When employees feel they are part of a "once-in-a-lifetime" ride, they give a "once-in-a-lifetime" level of effort. This is exactly how creators grow their audiences on platforms like YouTube; they invest in the viewer's emotional journey, not just the algorithm. Brands should do the same. When you use Stormy AI to analyze creators and detect fake followers, you’ll see that the ones with the highest engagement are those who prioritize the "feeling" of their community over pure production volume.
Walt Disney famously said, "You can't top pigs with pigs," referring to his refusal to just make sequels to his "Three Little Pigs" short. He knew that originality and reinvention were the only ways to stay relevant. In the same way, your culture cannot just be a "sequel" to what everyone else is doing. It must be a fresh, design-led experience. Whether it's Joe Gebbia (founder of Airbnb) redesigning government paperwork or using Stormy AI to manage creator relationships in a centralized CRM, the ROI comes from being the only ones who care this much.

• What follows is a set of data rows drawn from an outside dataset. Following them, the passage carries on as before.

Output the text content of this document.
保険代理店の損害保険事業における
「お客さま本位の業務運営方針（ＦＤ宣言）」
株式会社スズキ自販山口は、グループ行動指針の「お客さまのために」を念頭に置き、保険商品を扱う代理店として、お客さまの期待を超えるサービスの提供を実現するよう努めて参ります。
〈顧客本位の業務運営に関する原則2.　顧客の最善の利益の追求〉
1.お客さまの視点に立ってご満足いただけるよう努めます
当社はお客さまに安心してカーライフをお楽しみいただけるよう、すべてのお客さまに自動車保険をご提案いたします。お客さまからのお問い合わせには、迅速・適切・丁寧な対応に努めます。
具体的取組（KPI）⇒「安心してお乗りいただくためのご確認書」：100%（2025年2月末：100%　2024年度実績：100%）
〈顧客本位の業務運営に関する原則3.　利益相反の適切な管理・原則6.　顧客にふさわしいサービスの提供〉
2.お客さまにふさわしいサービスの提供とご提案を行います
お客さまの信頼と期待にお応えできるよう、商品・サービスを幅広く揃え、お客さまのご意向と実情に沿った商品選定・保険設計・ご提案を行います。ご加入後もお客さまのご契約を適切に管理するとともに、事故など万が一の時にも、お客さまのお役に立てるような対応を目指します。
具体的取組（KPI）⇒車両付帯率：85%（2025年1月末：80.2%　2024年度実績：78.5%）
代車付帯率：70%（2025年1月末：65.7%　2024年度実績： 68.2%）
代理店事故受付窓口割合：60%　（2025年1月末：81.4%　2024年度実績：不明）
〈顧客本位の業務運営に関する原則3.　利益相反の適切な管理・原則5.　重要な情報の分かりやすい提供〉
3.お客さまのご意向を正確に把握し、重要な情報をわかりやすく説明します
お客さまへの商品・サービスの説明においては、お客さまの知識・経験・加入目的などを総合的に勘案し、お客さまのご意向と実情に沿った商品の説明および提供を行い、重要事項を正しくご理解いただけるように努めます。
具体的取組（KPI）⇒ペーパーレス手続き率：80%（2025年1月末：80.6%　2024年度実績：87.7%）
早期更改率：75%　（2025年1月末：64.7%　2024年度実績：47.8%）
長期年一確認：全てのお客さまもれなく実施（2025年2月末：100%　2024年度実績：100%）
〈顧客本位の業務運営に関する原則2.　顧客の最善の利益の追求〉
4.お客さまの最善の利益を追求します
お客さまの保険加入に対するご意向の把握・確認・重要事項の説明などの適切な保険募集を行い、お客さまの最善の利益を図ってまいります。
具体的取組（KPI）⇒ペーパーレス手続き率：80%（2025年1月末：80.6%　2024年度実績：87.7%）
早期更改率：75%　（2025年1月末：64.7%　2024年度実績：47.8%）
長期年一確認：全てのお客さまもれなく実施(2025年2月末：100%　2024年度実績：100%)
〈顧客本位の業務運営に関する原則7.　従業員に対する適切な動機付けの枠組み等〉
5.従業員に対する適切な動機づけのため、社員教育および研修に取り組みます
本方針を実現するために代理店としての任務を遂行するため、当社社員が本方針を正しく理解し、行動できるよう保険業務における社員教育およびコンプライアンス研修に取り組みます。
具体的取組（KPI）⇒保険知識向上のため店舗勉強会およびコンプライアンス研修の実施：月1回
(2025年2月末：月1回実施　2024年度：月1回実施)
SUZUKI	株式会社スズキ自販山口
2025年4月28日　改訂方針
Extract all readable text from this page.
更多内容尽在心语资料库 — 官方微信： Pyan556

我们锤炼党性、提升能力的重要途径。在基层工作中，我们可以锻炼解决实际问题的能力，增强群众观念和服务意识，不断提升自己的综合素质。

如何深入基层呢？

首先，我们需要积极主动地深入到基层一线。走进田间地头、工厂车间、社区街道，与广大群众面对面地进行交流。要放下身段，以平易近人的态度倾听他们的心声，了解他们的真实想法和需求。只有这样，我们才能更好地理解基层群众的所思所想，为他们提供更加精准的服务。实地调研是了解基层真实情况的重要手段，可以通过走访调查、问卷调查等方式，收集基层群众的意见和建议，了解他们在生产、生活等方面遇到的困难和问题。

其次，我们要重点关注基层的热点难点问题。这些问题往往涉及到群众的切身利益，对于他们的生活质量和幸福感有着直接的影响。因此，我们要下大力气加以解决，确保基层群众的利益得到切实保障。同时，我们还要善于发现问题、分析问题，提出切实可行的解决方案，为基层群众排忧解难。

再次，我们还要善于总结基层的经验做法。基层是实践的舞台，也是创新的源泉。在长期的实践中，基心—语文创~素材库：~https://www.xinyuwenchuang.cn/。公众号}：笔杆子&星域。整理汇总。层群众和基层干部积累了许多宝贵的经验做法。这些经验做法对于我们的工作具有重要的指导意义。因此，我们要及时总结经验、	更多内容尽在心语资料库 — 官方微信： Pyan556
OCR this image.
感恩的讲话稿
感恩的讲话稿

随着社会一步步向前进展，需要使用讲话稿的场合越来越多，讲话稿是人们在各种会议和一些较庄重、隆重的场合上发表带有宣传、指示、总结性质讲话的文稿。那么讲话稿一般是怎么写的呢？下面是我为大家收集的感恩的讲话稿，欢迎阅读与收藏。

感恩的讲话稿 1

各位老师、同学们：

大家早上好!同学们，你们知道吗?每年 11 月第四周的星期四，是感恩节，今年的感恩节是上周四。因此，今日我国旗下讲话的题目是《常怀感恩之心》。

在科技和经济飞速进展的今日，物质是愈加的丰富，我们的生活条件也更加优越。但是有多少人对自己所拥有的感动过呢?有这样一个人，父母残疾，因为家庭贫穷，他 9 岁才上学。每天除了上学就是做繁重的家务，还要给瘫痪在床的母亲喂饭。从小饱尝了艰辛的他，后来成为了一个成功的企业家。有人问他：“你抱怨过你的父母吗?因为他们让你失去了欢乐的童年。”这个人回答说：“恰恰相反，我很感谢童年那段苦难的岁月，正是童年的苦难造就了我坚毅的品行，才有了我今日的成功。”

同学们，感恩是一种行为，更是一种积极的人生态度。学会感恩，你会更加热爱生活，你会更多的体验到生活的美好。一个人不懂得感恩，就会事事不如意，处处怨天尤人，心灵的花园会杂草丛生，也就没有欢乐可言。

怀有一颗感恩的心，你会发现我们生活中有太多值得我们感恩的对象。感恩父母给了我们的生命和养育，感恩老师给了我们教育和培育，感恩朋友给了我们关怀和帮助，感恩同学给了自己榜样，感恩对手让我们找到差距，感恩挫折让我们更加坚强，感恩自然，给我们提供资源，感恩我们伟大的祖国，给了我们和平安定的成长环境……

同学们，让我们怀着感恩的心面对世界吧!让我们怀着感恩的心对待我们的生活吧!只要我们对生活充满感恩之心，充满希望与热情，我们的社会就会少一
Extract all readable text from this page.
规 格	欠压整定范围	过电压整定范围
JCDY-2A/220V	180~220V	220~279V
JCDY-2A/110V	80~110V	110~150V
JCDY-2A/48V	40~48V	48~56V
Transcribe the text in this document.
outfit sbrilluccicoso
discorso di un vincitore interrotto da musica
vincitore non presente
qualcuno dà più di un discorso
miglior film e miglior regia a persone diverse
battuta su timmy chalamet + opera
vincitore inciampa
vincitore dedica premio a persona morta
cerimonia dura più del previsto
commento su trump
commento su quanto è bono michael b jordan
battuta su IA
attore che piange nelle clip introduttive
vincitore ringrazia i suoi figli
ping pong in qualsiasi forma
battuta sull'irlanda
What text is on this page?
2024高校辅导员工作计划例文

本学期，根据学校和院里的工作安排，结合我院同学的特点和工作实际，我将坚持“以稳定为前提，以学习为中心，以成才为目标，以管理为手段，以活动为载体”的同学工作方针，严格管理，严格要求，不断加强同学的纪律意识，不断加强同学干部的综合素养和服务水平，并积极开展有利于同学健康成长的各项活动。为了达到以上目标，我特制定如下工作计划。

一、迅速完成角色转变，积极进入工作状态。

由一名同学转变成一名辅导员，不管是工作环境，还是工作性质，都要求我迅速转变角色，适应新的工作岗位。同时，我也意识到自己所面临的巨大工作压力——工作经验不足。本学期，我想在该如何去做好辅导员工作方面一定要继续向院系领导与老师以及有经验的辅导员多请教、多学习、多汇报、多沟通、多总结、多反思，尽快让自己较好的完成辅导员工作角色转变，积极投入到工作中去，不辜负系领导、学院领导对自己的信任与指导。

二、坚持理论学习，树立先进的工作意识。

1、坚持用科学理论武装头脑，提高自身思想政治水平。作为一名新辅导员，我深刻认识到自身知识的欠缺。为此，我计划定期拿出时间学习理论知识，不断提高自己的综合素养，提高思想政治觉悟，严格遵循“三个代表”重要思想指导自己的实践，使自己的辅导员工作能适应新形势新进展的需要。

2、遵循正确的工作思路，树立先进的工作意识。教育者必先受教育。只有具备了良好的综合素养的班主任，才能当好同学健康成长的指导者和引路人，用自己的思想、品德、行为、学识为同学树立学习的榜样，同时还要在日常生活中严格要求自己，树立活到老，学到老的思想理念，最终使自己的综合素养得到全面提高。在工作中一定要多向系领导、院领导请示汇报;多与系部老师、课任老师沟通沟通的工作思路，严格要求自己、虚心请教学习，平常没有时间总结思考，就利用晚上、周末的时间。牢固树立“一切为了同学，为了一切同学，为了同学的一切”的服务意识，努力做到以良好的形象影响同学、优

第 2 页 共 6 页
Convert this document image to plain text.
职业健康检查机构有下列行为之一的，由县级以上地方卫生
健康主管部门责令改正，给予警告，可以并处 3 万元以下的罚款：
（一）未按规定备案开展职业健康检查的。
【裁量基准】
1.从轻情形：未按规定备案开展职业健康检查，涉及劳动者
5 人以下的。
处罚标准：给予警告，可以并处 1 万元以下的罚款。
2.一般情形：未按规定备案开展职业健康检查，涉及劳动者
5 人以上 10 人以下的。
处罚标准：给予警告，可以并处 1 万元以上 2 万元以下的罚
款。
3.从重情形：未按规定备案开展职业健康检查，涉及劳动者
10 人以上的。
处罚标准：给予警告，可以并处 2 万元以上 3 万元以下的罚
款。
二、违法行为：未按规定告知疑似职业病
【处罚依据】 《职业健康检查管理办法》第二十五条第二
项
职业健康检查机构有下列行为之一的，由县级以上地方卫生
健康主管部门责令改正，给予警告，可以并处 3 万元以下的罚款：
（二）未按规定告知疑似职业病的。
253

Conclusion: The Future is Creator-Led
Building a world-class culture requires more than just good intentions; it requires intensity, design-led thinking, and a willingness to put on a show. Whether you are managing a team of five or a corporation of 10,000, your goal is to remove the bottlenecks to greatness and replace them with moments of genuine delight. By adopting an influencer marketing mindset, you turn your employees into advocates and your customers into fans. Start today by looking for your first "bottleneck" and solving it with the same intensity you'd use to launch a viral video. The "Show" starts now.